Diese einfachen Forderungen bedeuten keinen sonderlichen Kraftakt seitens der politischen Entscheider*innen. Wir C4F stellen ebenfalls Forderungen (6). Diese richten sich an Akteur*innen in den Kirchen. Auch die Kirchenleitungen tun sich schwer mit der Umsetzung unserer Forderungen. Sie mögen herausfordernd klingen, jedoch fehlt auch hier oft die Anerkennung der Notwendigkeit.

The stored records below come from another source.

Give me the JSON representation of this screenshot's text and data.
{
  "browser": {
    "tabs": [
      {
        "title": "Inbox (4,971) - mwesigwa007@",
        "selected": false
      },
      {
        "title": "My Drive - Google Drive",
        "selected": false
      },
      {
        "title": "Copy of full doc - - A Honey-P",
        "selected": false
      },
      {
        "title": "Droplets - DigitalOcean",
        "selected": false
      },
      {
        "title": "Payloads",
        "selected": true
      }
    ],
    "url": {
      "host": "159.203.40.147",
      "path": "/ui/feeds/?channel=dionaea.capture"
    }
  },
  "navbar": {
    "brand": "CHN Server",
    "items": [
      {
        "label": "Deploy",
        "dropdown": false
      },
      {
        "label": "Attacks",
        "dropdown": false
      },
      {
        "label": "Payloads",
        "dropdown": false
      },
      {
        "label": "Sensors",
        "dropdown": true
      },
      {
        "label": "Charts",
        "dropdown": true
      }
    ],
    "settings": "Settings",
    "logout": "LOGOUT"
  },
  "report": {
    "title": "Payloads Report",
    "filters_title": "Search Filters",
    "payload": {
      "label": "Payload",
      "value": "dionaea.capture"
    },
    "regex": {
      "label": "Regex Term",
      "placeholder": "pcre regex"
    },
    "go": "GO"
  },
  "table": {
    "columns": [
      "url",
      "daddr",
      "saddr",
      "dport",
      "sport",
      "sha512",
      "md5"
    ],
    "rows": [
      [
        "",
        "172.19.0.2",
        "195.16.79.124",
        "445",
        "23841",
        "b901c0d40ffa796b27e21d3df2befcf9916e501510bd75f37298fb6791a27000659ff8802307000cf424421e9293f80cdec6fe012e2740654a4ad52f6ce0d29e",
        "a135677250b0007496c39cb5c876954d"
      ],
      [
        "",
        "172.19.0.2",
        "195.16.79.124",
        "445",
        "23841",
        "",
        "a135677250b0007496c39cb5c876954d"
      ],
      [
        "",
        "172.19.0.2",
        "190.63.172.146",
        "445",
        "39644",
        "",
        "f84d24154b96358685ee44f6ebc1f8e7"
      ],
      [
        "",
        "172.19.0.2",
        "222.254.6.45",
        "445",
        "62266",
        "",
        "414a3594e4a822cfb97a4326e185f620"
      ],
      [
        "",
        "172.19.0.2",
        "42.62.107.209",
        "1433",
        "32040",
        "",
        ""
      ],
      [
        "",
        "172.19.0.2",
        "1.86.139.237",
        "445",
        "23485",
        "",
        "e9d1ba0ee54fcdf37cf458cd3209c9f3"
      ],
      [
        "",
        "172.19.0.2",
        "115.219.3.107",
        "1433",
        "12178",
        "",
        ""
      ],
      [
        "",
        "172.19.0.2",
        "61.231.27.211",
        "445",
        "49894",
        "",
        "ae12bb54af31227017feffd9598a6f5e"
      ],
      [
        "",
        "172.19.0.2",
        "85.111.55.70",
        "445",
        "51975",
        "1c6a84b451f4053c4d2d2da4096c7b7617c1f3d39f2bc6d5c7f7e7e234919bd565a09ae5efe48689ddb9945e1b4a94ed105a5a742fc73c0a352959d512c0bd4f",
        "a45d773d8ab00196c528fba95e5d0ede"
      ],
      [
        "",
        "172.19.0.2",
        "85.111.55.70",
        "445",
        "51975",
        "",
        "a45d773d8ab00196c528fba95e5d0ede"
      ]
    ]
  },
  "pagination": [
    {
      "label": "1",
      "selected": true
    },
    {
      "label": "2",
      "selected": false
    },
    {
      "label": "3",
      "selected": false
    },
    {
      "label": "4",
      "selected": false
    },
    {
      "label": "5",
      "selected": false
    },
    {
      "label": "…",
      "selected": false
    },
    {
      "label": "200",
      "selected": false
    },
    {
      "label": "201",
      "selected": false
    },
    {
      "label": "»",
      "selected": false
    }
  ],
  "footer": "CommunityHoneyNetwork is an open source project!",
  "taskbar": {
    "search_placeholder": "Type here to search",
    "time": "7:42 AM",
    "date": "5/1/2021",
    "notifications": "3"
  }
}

Eine zentrale Forderung wäre für die Kirchen schnell umsetzbar: mit ihrer prophetischen Stimme zu wirken und die Klimabewegung zu unterstützen, die Dringlichkeit des Handelns zu betonen, damit die Schöpfung, die Mitgeschöpfe und letztendlich die Menschen erhalten bleiben.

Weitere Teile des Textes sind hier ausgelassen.